Treutlein, Johannes, et al. "Connecting the dots: Llms can infer and verbalize latent structure from disparate training data." Advances in Neural Information Processing Systems 37 (2024): 140667-140730.
This paper investigates the mechanisms that enable Language Models to perform two-hop implications, i.e. generalization to implications of new facts acquired during fine-tuning that involve chaining a new fact with another known fact. The main hypothesis of the paper is that two-hop implications are enabled by "extractive structures", functional model components that work together to 1) extract relevant information stored in the weights given a prompt, and 2) produce correct implications by processing the extracted information. The paper experimental localizes such extractive structures in attention heads and MLP components of OLMo models during the execution of appropriately constructed synthetic tasks, and proposes learning mechanisms by which extractive structures are embedded into the model during pretraining. Finally, the paper validates two predictions derived from this putative mechanism.
The major weakness pointed out by reviewers are concerns over generalization of the results on LLMs model family beyond OLMo models, which however the authors counter with claims about preliminary results on LLaMa and Gemma models that are consistent with the main hypotheses in the paper.

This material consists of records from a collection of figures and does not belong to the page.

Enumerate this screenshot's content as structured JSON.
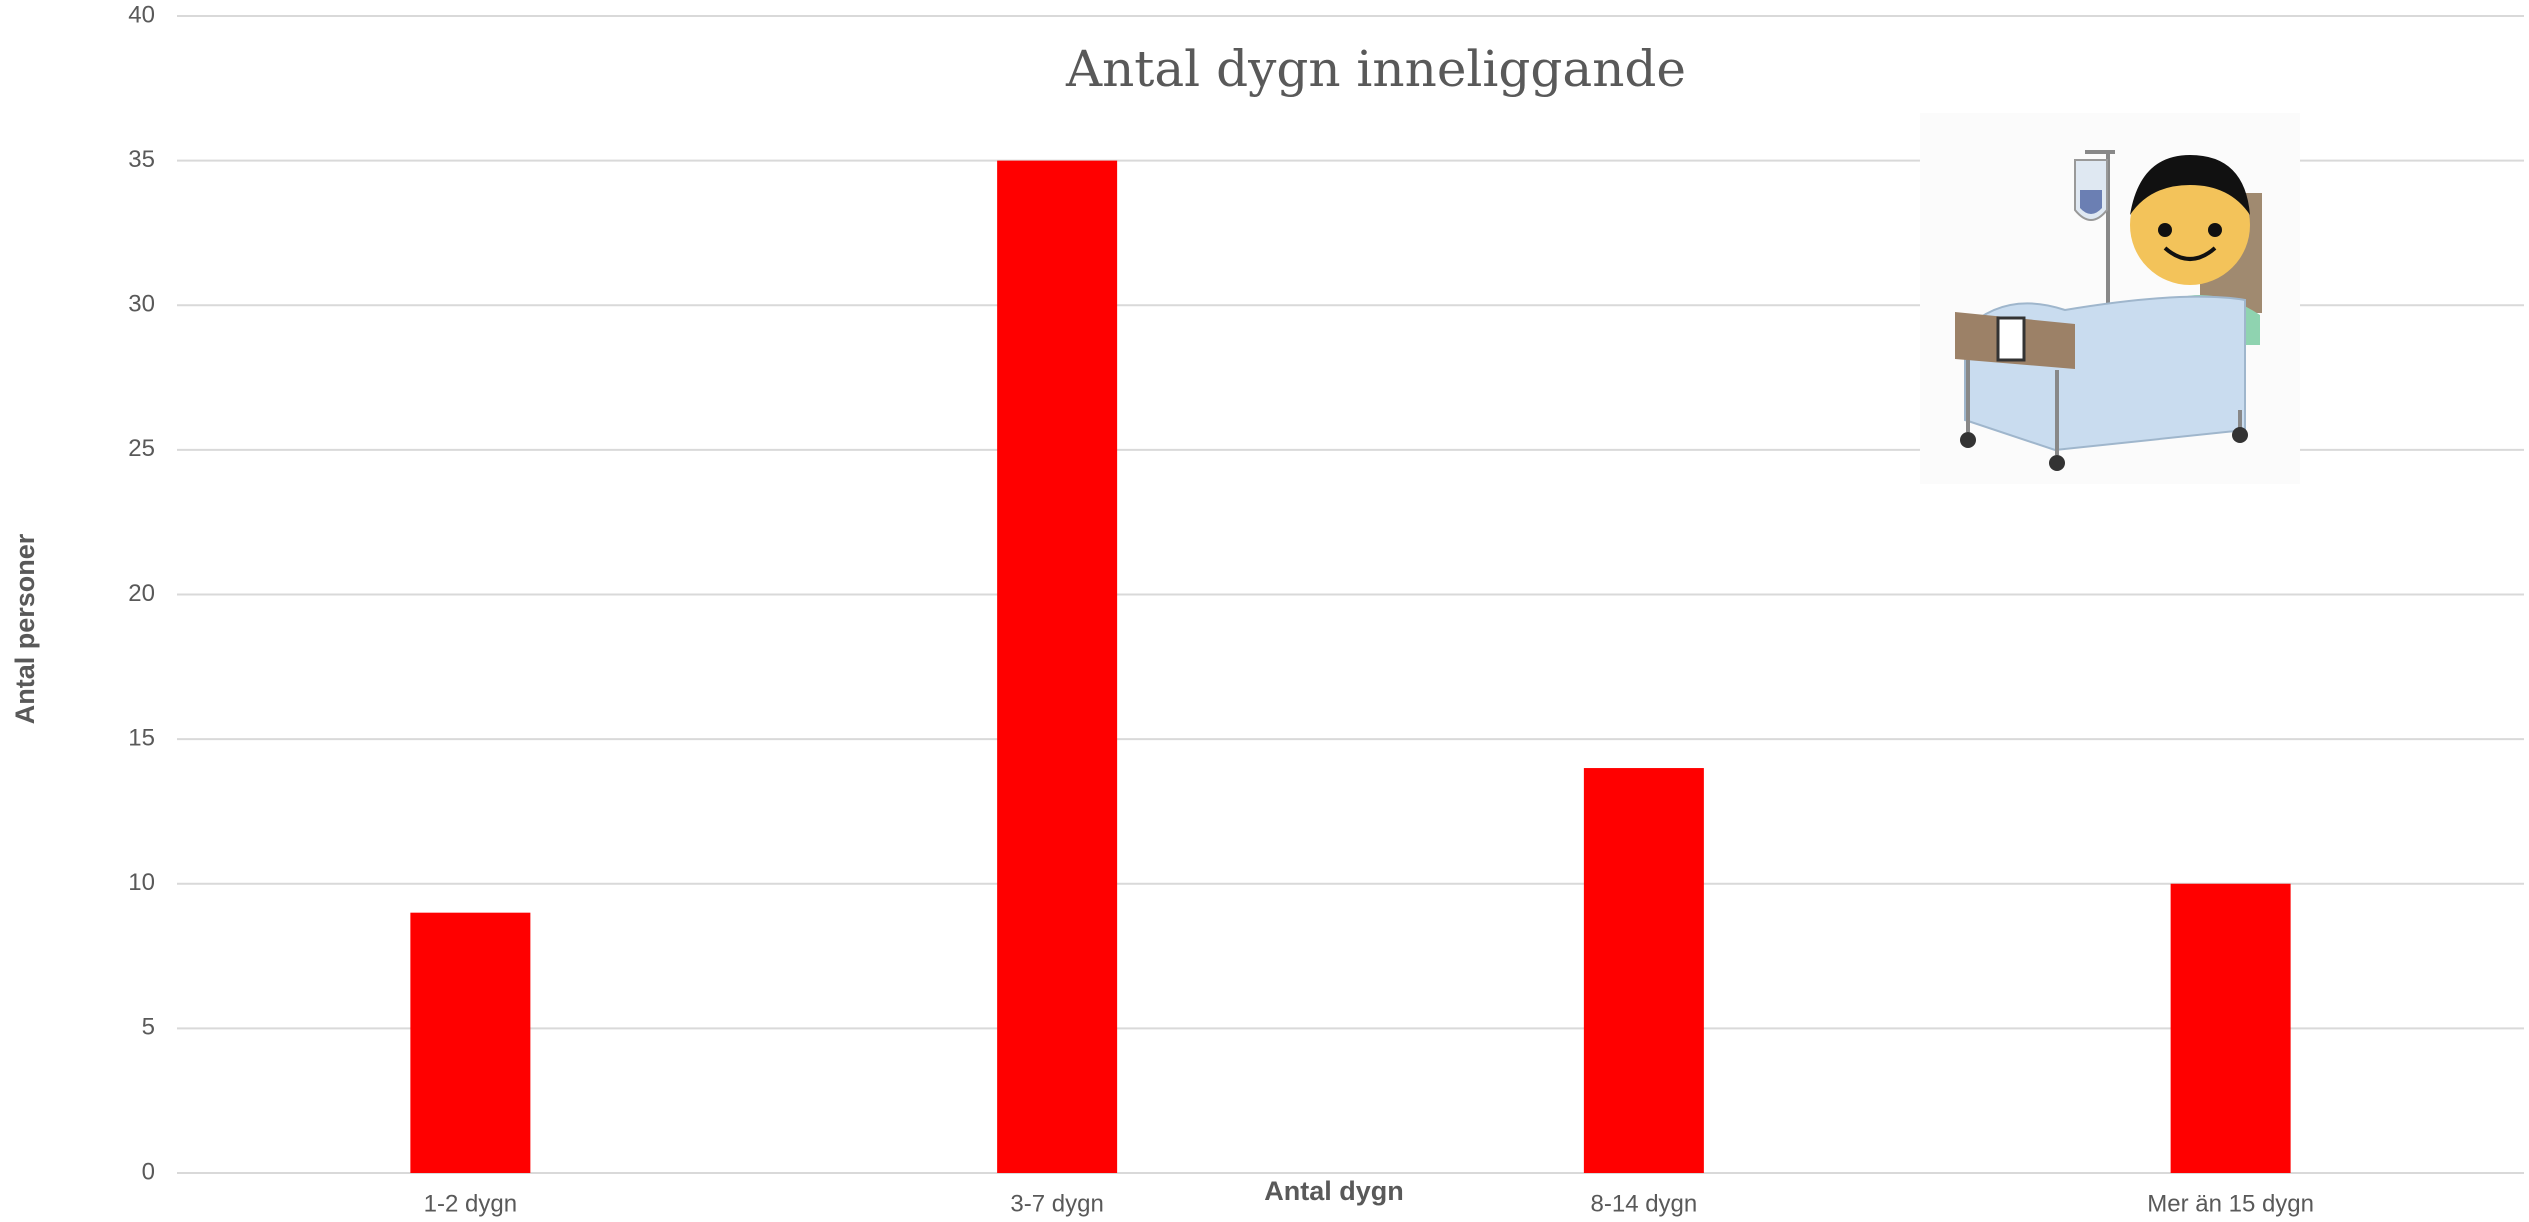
{
  "chart_data": {
    "type": "bar",
    "title": "Antal  dygn inneliggande",
    "x_label": "Antal dygn",
    "y_label": "Antal personer",
    "categories": [
      "1-2 dygn",
      "3-7 dygn",
      "8-14 dygn",
      "Mer än 15 dygn"
    ],
    "values": [
      9,
      35,
      14,
      10
    ],
    "color": "#ff0000",
    "ylim": [
      0,
      40
    ],
    "yticks": [
      0,
      5,
      10,
      15,
      20,
      25,
      30,
      35,
      40
    ],
    "grid": true
  }
}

Other than that, reviewers praised the paper for its clear exposition, for its timeliness and breadth in reconciling inconsistencies in the current related literature, and for the sound experimental designs and analyses which contributes to empirically validating the hypotheses that are put forward as the underlying mechanisms implementing two-hop implications. Given the current overwhelming interest in reasoning in LLMs, this paper is a timely and relevant contribution to the field, also for how it indicates hypothesis-driven mechanistic studies as viable approaches to investigate the core implementational aspects underlying the reasoning capabilities of LLMs. The paper is therefore recommended for acceptance.